Strategic nonviolent escalation

When a nonviolent campaign goes from protest to resistance, that is escalation and is a key step in achieving success. Why do so many associate nonviolence with the weak, timid approach?

In the literature of social movement theory and practice there is a serious lack of the research into nonviolent civil resistance. For instance, we have Hancock (2014) asserting that, "One of the more forgotten aspects of the Northern Irish Troubles was that they were not the direct result of IRA actions, but were, instead, the result of a non-violent civil rights campaign orchestrated in order to bring about equal rights for all of the province’s citizens"(p. 501).
Nonviolence caused this? No.
How does a nonviolent campaign produce a low-intensity war? It does no such thing. It may produce a crackdown by the state and it may produce a violent response from the "radical flank" (in this case the IRA), but claiming that a protracted violent conflict is caused by a nonviolent campaign is like blaming Gandhi for the mass violence of partition. Oh, sure, he was against it, but still...all his fault. Similarly, a "season of nonviolence" in Northern Ireland did not cause the ensuing "Troubles" (who came up with that silly euphemism for terrorism, bicommunal violence, and brutal crackdown by the state? Troubles? Sounds like the obfuscation of a public relations firm). 

Language is important. I am grateful (sometimes painfully so) for corrections when I make erroneous or half-witted statements. Women have helped me fix my assumptions and blindspots and have helped me become a better feminist. People of color have straightened out my random lacunas of ignorance or insensitivity and assisted me in thinking about my choice of words and concepts. And I offer my own nudges when I read or hear unhelpful use of concepts, such as two-way violence as a "direct result" of nonviolence. 
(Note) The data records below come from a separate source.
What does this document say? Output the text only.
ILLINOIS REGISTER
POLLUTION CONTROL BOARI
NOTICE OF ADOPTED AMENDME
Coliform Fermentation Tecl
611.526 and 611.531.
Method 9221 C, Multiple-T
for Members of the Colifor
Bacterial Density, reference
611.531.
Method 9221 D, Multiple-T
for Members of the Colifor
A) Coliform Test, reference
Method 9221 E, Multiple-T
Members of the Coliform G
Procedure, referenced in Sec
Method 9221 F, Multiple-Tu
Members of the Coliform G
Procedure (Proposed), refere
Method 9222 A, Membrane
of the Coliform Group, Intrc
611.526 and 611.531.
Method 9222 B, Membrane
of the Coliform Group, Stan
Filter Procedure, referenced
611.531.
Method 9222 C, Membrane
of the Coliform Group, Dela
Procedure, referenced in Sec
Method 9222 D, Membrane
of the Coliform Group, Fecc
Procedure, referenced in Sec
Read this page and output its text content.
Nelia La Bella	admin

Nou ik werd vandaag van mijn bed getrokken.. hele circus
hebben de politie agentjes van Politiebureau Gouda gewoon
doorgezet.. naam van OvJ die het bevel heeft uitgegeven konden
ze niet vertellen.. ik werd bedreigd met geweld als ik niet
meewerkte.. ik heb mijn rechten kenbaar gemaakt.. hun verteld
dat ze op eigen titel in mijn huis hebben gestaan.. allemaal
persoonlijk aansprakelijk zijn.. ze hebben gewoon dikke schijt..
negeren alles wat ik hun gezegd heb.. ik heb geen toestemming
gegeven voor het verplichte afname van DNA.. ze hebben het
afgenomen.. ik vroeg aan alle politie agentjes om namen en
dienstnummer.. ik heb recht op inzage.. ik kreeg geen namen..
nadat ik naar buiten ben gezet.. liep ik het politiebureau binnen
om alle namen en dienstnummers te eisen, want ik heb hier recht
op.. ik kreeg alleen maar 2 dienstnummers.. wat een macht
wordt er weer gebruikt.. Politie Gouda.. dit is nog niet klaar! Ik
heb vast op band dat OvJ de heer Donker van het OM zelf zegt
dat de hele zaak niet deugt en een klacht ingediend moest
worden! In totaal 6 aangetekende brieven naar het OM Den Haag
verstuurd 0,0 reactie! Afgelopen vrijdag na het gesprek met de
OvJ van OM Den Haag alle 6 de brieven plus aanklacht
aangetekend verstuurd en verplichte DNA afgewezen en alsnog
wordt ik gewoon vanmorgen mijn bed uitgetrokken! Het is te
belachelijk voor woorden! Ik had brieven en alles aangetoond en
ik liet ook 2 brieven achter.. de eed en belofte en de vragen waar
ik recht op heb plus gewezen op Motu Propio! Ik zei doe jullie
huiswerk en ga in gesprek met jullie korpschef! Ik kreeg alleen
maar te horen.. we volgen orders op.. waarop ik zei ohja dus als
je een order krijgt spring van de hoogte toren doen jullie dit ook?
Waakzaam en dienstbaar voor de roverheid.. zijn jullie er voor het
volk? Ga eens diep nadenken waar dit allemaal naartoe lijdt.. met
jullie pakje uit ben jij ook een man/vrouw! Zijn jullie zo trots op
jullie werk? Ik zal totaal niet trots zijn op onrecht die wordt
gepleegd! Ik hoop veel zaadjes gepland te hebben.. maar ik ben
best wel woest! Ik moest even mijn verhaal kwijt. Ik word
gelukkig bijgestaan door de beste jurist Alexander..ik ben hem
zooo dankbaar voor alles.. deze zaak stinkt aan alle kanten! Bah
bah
Similarly, from the same piece, "Between 5 October and 30 January 1972 those wishing to escalate the conflict won out over those who tried to pursue civil rights non-violently" (p. 501-502). Strategic nonviolence is escalation, but in a way that doesn't target anyone as the enemy, just as an opponent. Strategic nonviolence seeks to do what Dr. King wrote about in his Letter from Birmingham Jail, to bring the light of day to a festering wound, to open it up, to escalate the conflict in a robust nonviolent manner. 

Yes, we want to de-escalate individuals who might give our movement a violent image, but bursts of escalation contribute to the winning strategy in nonviolent struggle.

Think of a song you like that starts with just one instrument and gradually adds more. That is escalation, by adding more people, not more volume per individual. Or that music may move from pianissimo (very soft) to fortissimo (earsplitting), from larghissimo (very, very slow) to prestissimo (very rapid). Nonviolent struggle, especially over long periods, can seem like that. Escalation, de-escalation. Acts of intense inspiration and slow creation of parallel institutions.
The key to the nonviolent symphony is good planning (a core group are the best authors) and great execution (your outstanding nonviolent musicians). Each orchestra is different; each piece of music is unique. This is of course true for nonviolent campaigns. But to frame the nonviolent campaign as producing violent combat is an ahistorical examination of this method of struggle.

Reference List

Hancock, Landon E. 2014. "We Shall Not Overcome: Divided Identity and the Failure of NICRA 1968." Ethnopolitics 13, no. 5: 501-521. Academic Search Premier, EBSCOhost (accessed August 31, 2014).